Rights Activists Expect Reversal On Abortion Ban

MANAGUA – After more than two years of public-awareness campaigns, political lobbying and legal challenges, Nicaraguan human-rights activists are more hopeful than ever that the government’s draconian ban on therapeutic abortions will be overturned by the Supreme Court in the coming weeks.

The Supreme Court on Feb. 19 announced that it was done hearing arguments and debate and is prepared to hand down its final ruling on last year’s legal motion challenging the ban on life-saving abortions for women. Women’s rights leaders, who have had little reason to cheer in the past two years, are suddenly feeling optimistic that the ruling will be in their favor.

“We are confident that the arguments and evidence presented will help to justify a favorable sentence that protects the rights of women,” said Marta María Blandón, member of the Strategic Group for the Decriminalization of Therapeutic Abortion.

Sandinista and Liberal lawmakers outlawed therapeutic abortion Oct. 26, 2006, in a measure rights activists called a shameless electoral ploy by both parties to pander to the church vote on the eve of the presidential elections.

The ban on therapeutic abortions was then upheld the following year in the country’s new Penal Code, which entered into force July 10, 2007.

The ban makes Nicaragua one of only five countries in the world to criminalize abortions to save a pregnant woman’s life, pushing the practice underground.

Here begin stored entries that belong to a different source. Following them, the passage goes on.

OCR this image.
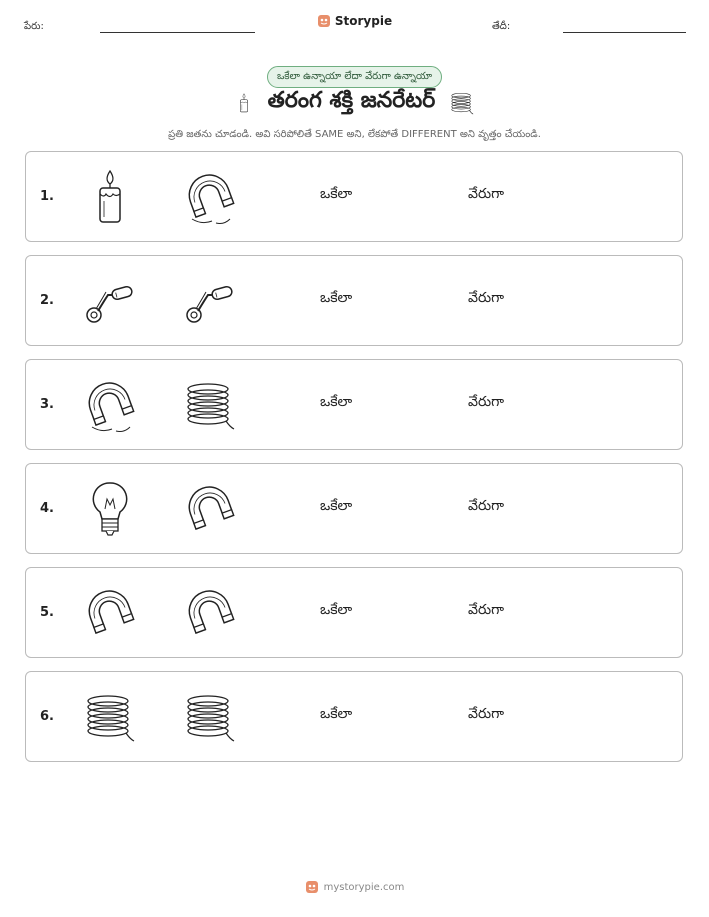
పేరు:	Storypie	తేదీ:
ఒకేలా ఉన్నాయా లేదా వేరుగా ఉన్నాయా
తరంగ శక్తి జనరేటర్
ప్రతి జతను చూడండి. అవి సరిపోలితే SAME అని, లేకపోతే DIFFERENT అని వృత్తం చేయండి.
1.	ఒకేలా	వేరుగా
2.	ఒకేలా	వేరుగా
3.	ఒకేలా	వేరుగా
4.	ఒకేలా	వేరుగా
5.	ఒకేలా	వేరుగా
6.	ఒకేలా	వేరుగా
mystorypie.com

Rights leaders filed a bevy of legal challenges against the new Penal Code last year, arguing that it was in violation of women’s rights to life, health and human dignity.

The issue also became the first major wedge between the government of Daniel Ortega and the European community, prompting several European countries to suspend or restructure their aid programs to Nicaragua.

The Nica Times has learned from inside sources that the Supreme Court is expected to finally hand down its ruling before breaking for Holy Week recess, or immediately afterwards. Rights leaders say new indications from the government suggest the ruling could go their way – a scenario that seemed like an impossibility just several months ago.